The android said nothing.
"The thing you need to understand, if this business isn't going to drive you crazy, is that no one's invented a wild card power that can do a goddamn thing for old ladies who are out of their heads and who carry their whole world with them in shopping bags and live in garbage cans. I don't have any powers, and even I know that." She paused. "You listening, Mod Man?"
"Yes. I hear you. You know, you're awfully hard-bitten for a girl just arrived from Minnesota."
"Hey. Hibbing is a tough town during a recession." They floated up toward Aces High. Cyndi reached into her jacket pocket and produced a small package wrapped in red ribbon. "I got you a present," she said. "Seeing as it's our last night together. Merry Christmas."
The android seemed embarrassed. "I didn't think to get you anything," he said.
"That's all right. You've had things on your mind." Modular Man opened the package. The wind caught the bright ribbon and spiraled it down into the darkness. Inside was a gold pin in the shape of a playing card, the ace of hearts, with the words MY HERO engraved.
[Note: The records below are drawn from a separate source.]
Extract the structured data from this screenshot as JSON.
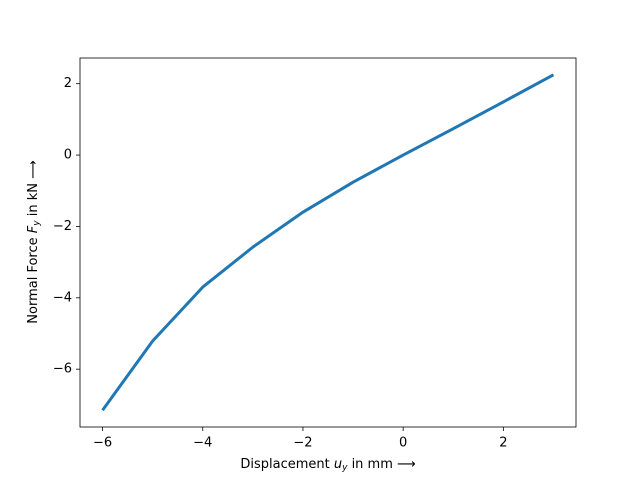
{
  "chart_data": {
    "type": "line",
    "xlabel": [
      "Displacement ",
      "u",
      "y",
      " in mm ⟶"
    ],
    "ylabel": [
      "Normal Force ",
      "F",
      "y",
      " in kN ⟶"
    ],
    "x": [
      -6,
      -5,
      -4,
      -3,
      -2,
      -1,
      0,
      1,
      2,
      3
    ],
    "series": [
      {
        "color": "#1f77b4",
        "values": [
          -7.15,
          -5.21,
          -3.7,
          -2.58,
          -1.6,
          -0.76,
          0,
          0.74,
          1.49,
          2.25
        ]
      }
    ],
    "xlim": [
      -6.45,
      3.45
    ],
    "ylim": [
      -7.62,
      2.72
    ],
    "xticks": [
      {
        "value": -6,
        "label": "−6"
      },
      {
        "value": -4,
        "label": "−4"
      },
      {
        "value": -2,
        "label": "−2"
      },
      0,
      2
    ],
    "yticks": [
      {
        "value": -6,
        "label": "−6"
      },
      {
        "value": -4,
        "label": "−4"
      },
      {
        "value": -2,
        "label": "−2"
      },
      0,
      2
    ]
  }
}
" I figured you could use cheering up. You can wear it on your jockey shorts."
"Thank you. It's a nice thought."
"You're welcome." Cyndi hugged him.
The Empire State threw a spear of colored spotlights into the night. The pair landed on Hiram's terrace. The busy sounds of the bar could be heard even over the gusting wind.
A Christmas Eve crowd was celebrating. Cyndi and Modular Man gazed for a long moment through the windows. "Hey," she said. "I'm tired of rich food."
The android thought a moment. "Me, too."
"How about that Chinese place? Then we can go to my apartment. "
Warmth filled him, even, here in the Siberian jet stream. He was airborne in a fraction of a second.
Down the alley, something bright caught the eye of the bag lady. She bent and picked up a strand of red ribbon. She stuffed it into a bag and walked on.